The Payments Systems Regulator announced a consultation on liability for APP scams in November 2017; this is just one of a number of developments on the horizon that will impact how the industry responds to payment fraud.
Payment Systems Regulator’s review
Following its initial response to the Which? super complaint and its decision not to suggest a change in the liability position, the Payment Systems Regulator put in place a number of industry-led measures to better protect consumers and increase awareness of payment scams.
These included collecting and publishing scam statistics, developing best practice standards that banks should follow when responding to scams and developing a common understanding of what information can be shared under the current legal framework.
In November, The Payment Systems Regulator launched a consultation on who should bear the loss for authorised push payment scams. It is considering a contingent reimbursement model, which is likely to see a move of liability towards payment service providers and greater reimbursement of victims of fraud. However, much of this will turn on the interpretation of “requisite level of care” for customers and “best practice standards” for payment service providers.

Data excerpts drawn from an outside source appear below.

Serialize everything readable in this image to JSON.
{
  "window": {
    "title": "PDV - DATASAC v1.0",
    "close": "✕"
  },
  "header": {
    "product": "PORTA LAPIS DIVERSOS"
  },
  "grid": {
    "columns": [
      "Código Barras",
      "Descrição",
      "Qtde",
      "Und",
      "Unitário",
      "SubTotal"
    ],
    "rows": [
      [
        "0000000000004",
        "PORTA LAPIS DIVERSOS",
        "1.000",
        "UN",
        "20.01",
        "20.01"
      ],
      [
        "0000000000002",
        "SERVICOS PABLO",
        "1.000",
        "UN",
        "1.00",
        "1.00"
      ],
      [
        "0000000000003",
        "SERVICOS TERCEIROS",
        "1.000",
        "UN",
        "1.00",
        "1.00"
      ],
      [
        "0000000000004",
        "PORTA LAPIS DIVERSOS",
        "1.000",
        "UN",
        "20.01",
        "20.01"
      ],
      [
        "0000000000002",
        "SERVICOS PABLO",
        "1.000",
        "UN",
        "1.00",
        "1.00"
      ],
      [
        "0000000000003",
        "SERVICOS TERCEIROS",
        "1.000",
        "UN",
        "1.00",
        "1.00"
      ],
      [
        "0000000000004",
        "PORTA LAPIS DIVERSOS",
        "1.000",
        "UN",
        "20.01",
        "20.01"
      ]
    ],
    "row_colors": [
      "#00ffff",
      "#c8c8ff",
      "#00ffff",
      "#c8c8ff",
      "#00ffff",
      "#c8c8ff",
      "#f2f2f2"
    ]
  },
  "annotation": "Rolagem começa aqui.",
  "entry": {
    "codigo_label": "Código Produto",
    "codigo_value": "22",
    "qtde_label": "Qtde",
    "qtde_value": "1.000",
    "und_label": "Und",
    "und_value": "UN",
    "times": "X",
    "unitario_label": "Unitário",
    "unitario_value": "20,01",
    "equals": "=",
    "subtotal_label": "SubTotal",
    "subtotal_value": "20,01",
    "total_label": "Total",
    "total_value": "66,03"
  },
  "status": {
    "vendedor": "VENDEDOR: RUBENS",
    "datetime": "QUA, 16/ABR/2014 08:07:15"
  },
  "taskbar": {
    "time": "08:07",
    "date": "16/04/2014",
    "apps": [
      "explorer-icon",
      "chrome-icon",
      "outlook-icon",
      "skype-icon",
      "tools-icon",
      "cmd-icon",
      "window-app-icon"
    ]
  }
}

The FCA has also announced that it will work with banks to tackle concerns relating to APP fraud, respond to the Which? super complaint directly and initiate any further work should issues remain unresolved. FCA supervision will examine evidence received through the super complaint and consider if firm specific issues need to be addressed directly.
Following the proposed implementation of best practice standards by UK Finance and the Payment Systems Regulator’s November announcement, the FCA has announced it will be actively monitoring the adoption, implementation and impact of those standards.
The Payment Services Directive has been replaced by the revised Payment Services Directive (PSD2) and EU Member States have until 13 January 2018 to implement the new rules into national law. PSD2 is effectively a cut and paste from the original regulation, making no significant changes to liability provisions.
The main focus of the change is to increase the scope to include transfers in all currencies where only one of the banks involved is located in the EU, which means compliance with PSD2 when international payments are made to a foreign firm. Brexit is unlikely to change UK law in this area. The UK remains a member of the EU until 2019 and is likely to maintain the same or similar provisions to PSD2 after exit for consistency reasons.
One of PSD2’s core objectives is around bolstering consumer protection against fraud by requiring stronger customer authentication procedures and enhanced secure data communication. However, under PSD2, many customers may no longer use their bank’s website at all, reducing the amount of relevant data available to the banks for fraud detection purposes.
The Competition and Markets Authority plans for open banking to come into effect in January 2018, giving customers more control over their finances by allowing them to view all of their bank accounts, payment accounts and bills in one place such as on an Application Programming Interface (API) through a third party provider. These plans will also support an emerging market of third party products and services. PSD2 goes further in terms of open banking by requiring all payment account providers across the EU to grant access to third parties.
These changes together will see banks open up their payments infrastructure and consumer data assets; a significant change for an industry used to tightening its operating model. It will also mean additional operational pressures around fraud and cyber-attack prevention as banks lose some control over the data they have available to analyse for fraud detection purposes, a reduction in privacy and a more complex market place. Systems will need to be developed to deal with these challenges in a proportionate way to balance customer convenience and customer protection.
In force from May 2018, the General Data Protection Regulation will impact the exchange of data between banks, how banks can collect and use data and the consents needed to process data. All of these areas are critical to the fight against fraud, whether that is how the bank collects data for the purposes of identifying potential frauds or what data it shares with other banks to support customers impacted by fraud.